Saying “know”
A 5-point primer on cholesterol-lowering drugs

 

DRUG BUST by Alan Cassels

I’ve got an idea. I think we should make t-shirts that say: He who dies with the lowest LDL doesn’t win.
– John Abramson, author of Overdo$ed America

In my field, I see a lot of things that don’t connect. There’s the often uncomfortable, big disconnect between the data from a clinical study and the advertising and marketing that flows from it. Then there’s the disconnect between the meta-analysis of clinical trials of a particular class of drugs (an overview of all relevant studies) and the prescribing guidelines made for our physicians. And there’s the disconnect between the testimonials of experts who advise doctors on the safety of drugs and the self-reported experiences of real patients whose own horror stories of adverse drug effects don’t jibe with the picture painted for their doctors. In prescribing, there are disconnects everywhere.

You won’t find any bigger disconnects than the ones orbiting the cholesterol hypothesis where plenty of ignorance and self-delusion drives a lot of pharmaceutical consumption. This hypothesis, simply put, claims if your blood contains “high levels” of LDL or the “bad” type of cholesterol and low levels of the “good” type, HDL, you need to do whatever you can – alter your diet and start taking statins (cholesterol-lowering drugs) – to bring down the bad and bring up the good. LDL is believed to be more important so the lower the LDL, the better goes the hypothesis. Enter the drug industry.

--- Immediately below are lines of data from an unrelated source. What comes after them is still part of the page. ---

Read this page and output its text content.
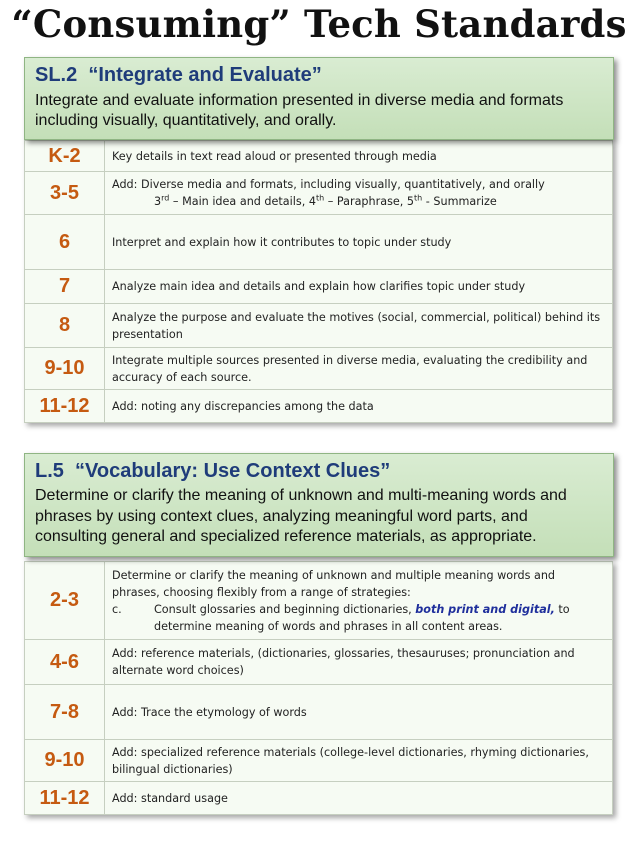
“Consuming” Tech Standards
SL.2  “Integrate and Evaluate”
Integrate and evaluate information presented in diverse media and formats including visually, quantitatively, and orally.
K-2	Key details in text read aloud or presented through media
3-5	Add: Diverse media and formats, including visually, quantitatively, and orally
3rd – Main idea and details, 4th – Paraphrase, 5th - Summarize

6	Interpret and explain how it contributes to topic under study
7	Analyze main idea and details and explain how clarifies topic under study
8	Analyze the purpose and evaluate the motives (social, commercial, political) behind its presentation
9-10	Integrate multiple sources presented in diverse media, evaluating the credibility and accuracy of each source.
11-12	Add: noting any discrepancies among the data
L.5  “Vocabulary: Use Context Clues”
Determine or clarify the meaning of unknown and multi-meaning words and phrases by using context clues, analyzing meaningful word parts, and consulting general and specialized reference materials, as appropriate.
2-3	Determine or clarify the meaning of unknown and multiple meaning words and phrases, choosing flexibly from a range of strategies:
c. Consult glossaries and beginning dictionaries, both print and digital, to determine meaning of words and phrases in all content areas.

4-6	Add: reference materials, (dictionaries, glossaries, thesauruses; pronunciation and alternate word choices)
7-8	Add: Trace the etymology of words
9-10	Add: specialized reference materials (college-level dictionaries, rhyming dictionaries, bilingual dictionaries)
11-12	Add: standard usage
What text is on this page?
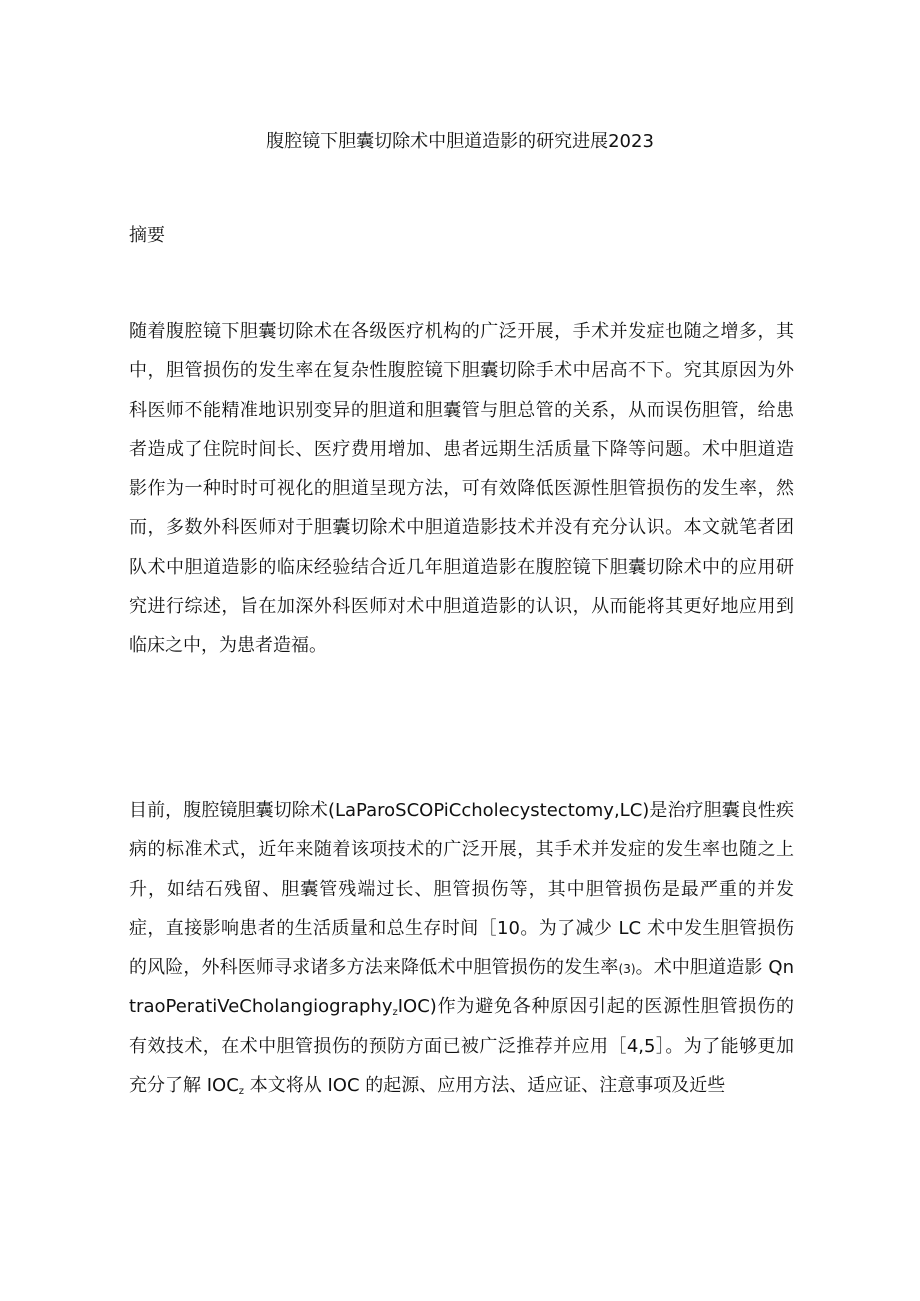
腹腔镜下胆囊切除术中胆道造影的研究进展2023
摘要

随着腹腔镜下胆囊切除术在各级医疗机构的广泛开展，手术并发症也随之增多，其中，胆管损伤的发生率在复杂性腹腔镜下胆囊切除手术中居高不下。究其原因为外科医师不能精准地识别变异的胆道和胆囊管与胆总管的关系，从而误伤胆管，给患者造成了住院时间长、医疗费用增加、患者远期生活质量下降等问题。术中胆道造影作为一种时时可视化的胆道呈现方法，可有效降低医源性胆管损伤的发生率，然而，多数外科医师对于胆囊切除术中胆道造影技术并没有充分认识。本文就笔者团队术中胆道造影的临床经验结合近几年胆道造影在腹腔镜下胆囊切除术中的应用研究进行综述，旨在加深外科医师对术中胆道造影的认识，从而能将其更好地应用到临床之中，为患者造福。

目前，腹腔镜胆囊切除术(LaParoSCOPiCcholecystectomy,LC)是治疗胆囊良性疾病的标准术式，近年来随着该项技术的广泛开展，其手术并发症的发生率也随之上升，如结石残留、胆囊管残端过长、胆管损伤等，其中胆管损伤是最严重的并发症，直接影响患者的生活质量和总生存时间［10。为了减少 LC 术中发生胆管损伤的风险，外科医师寻求诸多方法来降低术中胆管损伤的发生率(3)。术中胆道造影 QntraoPeratiVeCholangiography$_z$IOC)作为避免各种原因引起的医源性胆管损伤的有效技术，在术中胆管损伤的预防方面已被广泛推荐并应用［4,5］。为了能够更加充分了解 $IOC_z$ 本文将从 IOC 的起源、应用方法、适应证、注意事项及近些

Since cholesterol-lowering drugs (called statins because their names end in ‘statin’) are taken by almost everyone on the planet – young, old, healthy, sick and so on – they are the biggest blockbusters in the history of medicine. Statins include products like rosuvastatin (Crestor), atorvastatin (Lipitor) or simvastatin (Zocor) and if you think they are so massively prescribed because they are wildly effective in saving us from the dangers of cardiovascular disease, you’re in for a rude shock. I would be at a loss to find a more misunderstood, overused and misused class of drugs on the planet. In fact, if you are too tired to keep reading and you want a soundbite, this sums up my thoughts: “Someday we will look back on society’s zeal for checking and chemically altering our blood cholesterol in the same way we now regard blood letting and purging: a medical barbarity based on ignorance and hubris.”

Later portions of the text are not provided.